JAKARTA – Upaya pemerintah melakukan redistribusi guru menuai pro dan kontra. Salah satunya berkaitan dengan rencana pemerintah melalui Kementerian Pendidikan dan Kebudayaan (Kemendikbud) menunda pemberian tunjangan profesi bagi guru yang menolak kebijakan redistribusi.

Koordinator Advokasi Jaringan Pemantau Pendidikan Indonesia Nailul Faruq menilai, Kemendikbud harus bersikap tegas. Namun, kementerian ini sepatutnya juga menyiapkan mekanisme terkait pemberian tunjangan secara tepat.

“Dengan begitu, tidak harus menunda pemberian tunjangan profesi,” kata Nailul, Rabu (22/11).

Dia menjelaskan, langkah tersebut perlu dikedepankan agar redistribusi guru tidak memicu masalah baru dalam sistem pendidikan di Indonesia. Redistribusi harus dilakukan secara transparan serta menyesuaikan dengan data dan kebutuhan. Menurut Faruq, setiap guru harus mau ditugaskan di daerah mana pun, termasuk kategori wilayah tertinggal, terdepan, dan terluar .

“Pemerataan pendidikan tak terlaksana jika guru tidak mau diredistribusi.
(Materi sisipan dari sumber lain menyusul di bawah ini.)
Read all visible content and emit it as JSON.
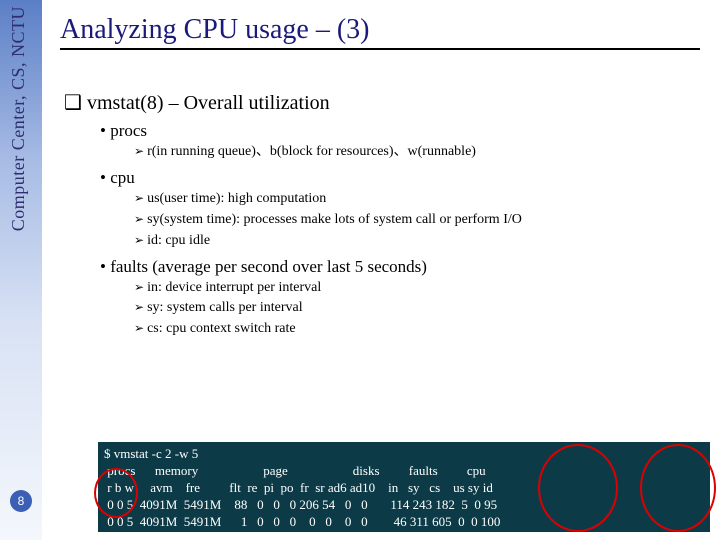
{
  "sidebar": {
    "org": "Computer Center, CS, NCTU",
    "page": "8"
  },
  "title": "Analyzing CPU usage – (3)",
  "section": {
    "heading": "vmstat(8) – Overall utilization",
    "items": [
      {
        "label": "procs",
        "subs": [
          "r(in running queue)、b(block for resources)、w(runnable)"
        ]
      },
      {
        "label": "cpu",
        "subs": [
          "us(user time): high computation",
          "sy(system time): processes  make lots of system call or perform I/O",
          "id: cpu idle"
        ]
      },
      {
        "label": "faults (average per second over last 5 seconds)",
        "subs": [
          "in: device interrupt per interval",
          "sy: system calls per interval",
          "cs: cpu context switch rate"
        ]
      }
    ]
  },
  "terminal": {
    "lines": [
      "$ vmstat -c 2 -w 5",
      " procs      memory                    page                    disks         faults         cpu",
      " r b w     avm    fre         flt  re  pi  po  fr  sr ad6 ad10    in   sy   cs    us sy id",
      " 0 0 5  4091M  5491M    88   0   0   0 206 54   0   0       114 243 182  5  0 95",
      " 0 0 5  4091M  5491M      1   0   0   0    0   0    0   0        46 311 605  0  0 100"
    ]
  }
}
Guru yang selama ini mengajar di sekolah unggulan dapat dipindah ke sekolah tidak unggulan (kurang berprestasi),” tegas Nailul.

Ketua Umum Persatuan Guru Republik Indonesia Unifah Rosyidi meminta Kemendikbud tidak menerapkan kebijakan disertai ancaman bagi guru yang menolak redistribusi.
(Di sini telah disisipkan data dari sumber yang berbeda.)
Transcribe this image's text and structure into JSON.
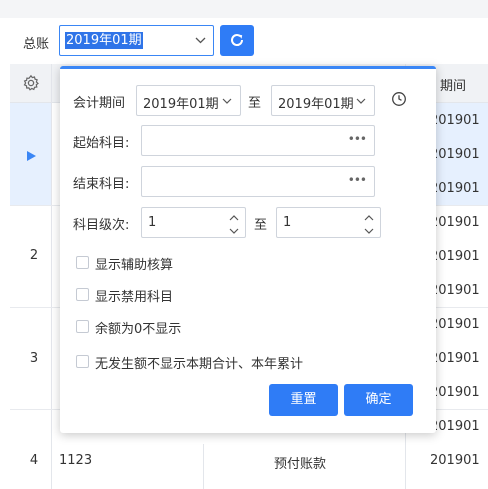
{
  "header": {
    "label": "总账",
    "period_value": "2019年01期",
    "refresh_icon": "refresh-icon"
  },
  "table": {
    "period_header": "期间",
    "rows": [
      {
        "num": "",
        "code": "",
        "name": "",
        "periods": [
          "201901",
          "201901",
          "201901"
        ]
      },
      {
        "num": "2",
        "code": "",
        "name": "",
        "periods": [
          "201901",
          "201901",
          "201901"
        ]
      },
      {
        "num": "3",
        "code": "",
        "name": "",
        "periods": [
          "201901",
          "201901",
          "201901"
        ]
      },
      {
        "num": "4",
        "code": "1123",
        "name": "预付账款",
        "periods": [
          "201901",
          "201901"
        ]
      }
    ]
  },
  "popup": {
    "period_label": "会计期间",
    "period_from": "2019年01期",
    "to_label": "至",
    "period_to": "2019年01期",
    "start_account_label": "起始科目:",
    "start_account_value": "",
    "end_account_label": "结束科目:",
    "end_account_value": "",
    "level_label": "科目级次:",
    "level_from": "1",
    "level_to_label": "至",
    "level_to": "1",
    "checkboxes": [
      {
        "label": "显示辅助核算",
        "checked": false
      },
      {
        "label": "显示禁用科目",
        "checked": false
      },
      {
        "label": "余额为0不显示",
        "checked": false
      },
      {
        "label": "无发生额不显示本期合计、本年累计",
        "checked": false
      }
    ],
    "reset_label": "重置",
    "confirm_label": "确定"
  },
  "colors": {
    "accent": "#2f7cf6",
    "selection_bg": "#e6f0fe"
  }
}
“Kalau pendekatannya mengancam sehingga guru tidak mau mengajar. Ini akan menjadi masalah besar dan merugikan bangsa,” ujar Unifah.

Kemendikbud, menurut dia, harus lebih dulu membenahi tata kelola guru. Sebab, kata Unifah, Indonesia mengalami kekurangan guru sejak lama. Unifah berpendapat, Kemendikbud juga belum memenuhi hak-hak guru. Menurut dia, para guru juga dibuat sulit mendapatkan sertifikasi.

Dirjen Pendidikan Dasar dan Menengah Kemendikbud Hamid Muhammad menjelaskan, pihaknya siap menunda pemberian tunjangan profesi.

“Semester depan kalau tidak mau didistribusi akan kami tunda pembayaran tunjangannya,” katanya.

Hamid menjelaskan, selama ini guru menumpuk di perkotaan. Sementara, kawasan perdesaan dan daerah terluar mengalami kekurangan.

Hamid mencontohkan, satu sekolah punya empat guru IPA, sedangkan yang dibutuhkan hanya dua.

“Kami mendorong dinas untuk meredistribusi dua guru lainnya. Kami berharap semua daerah menerapkan,” katanya.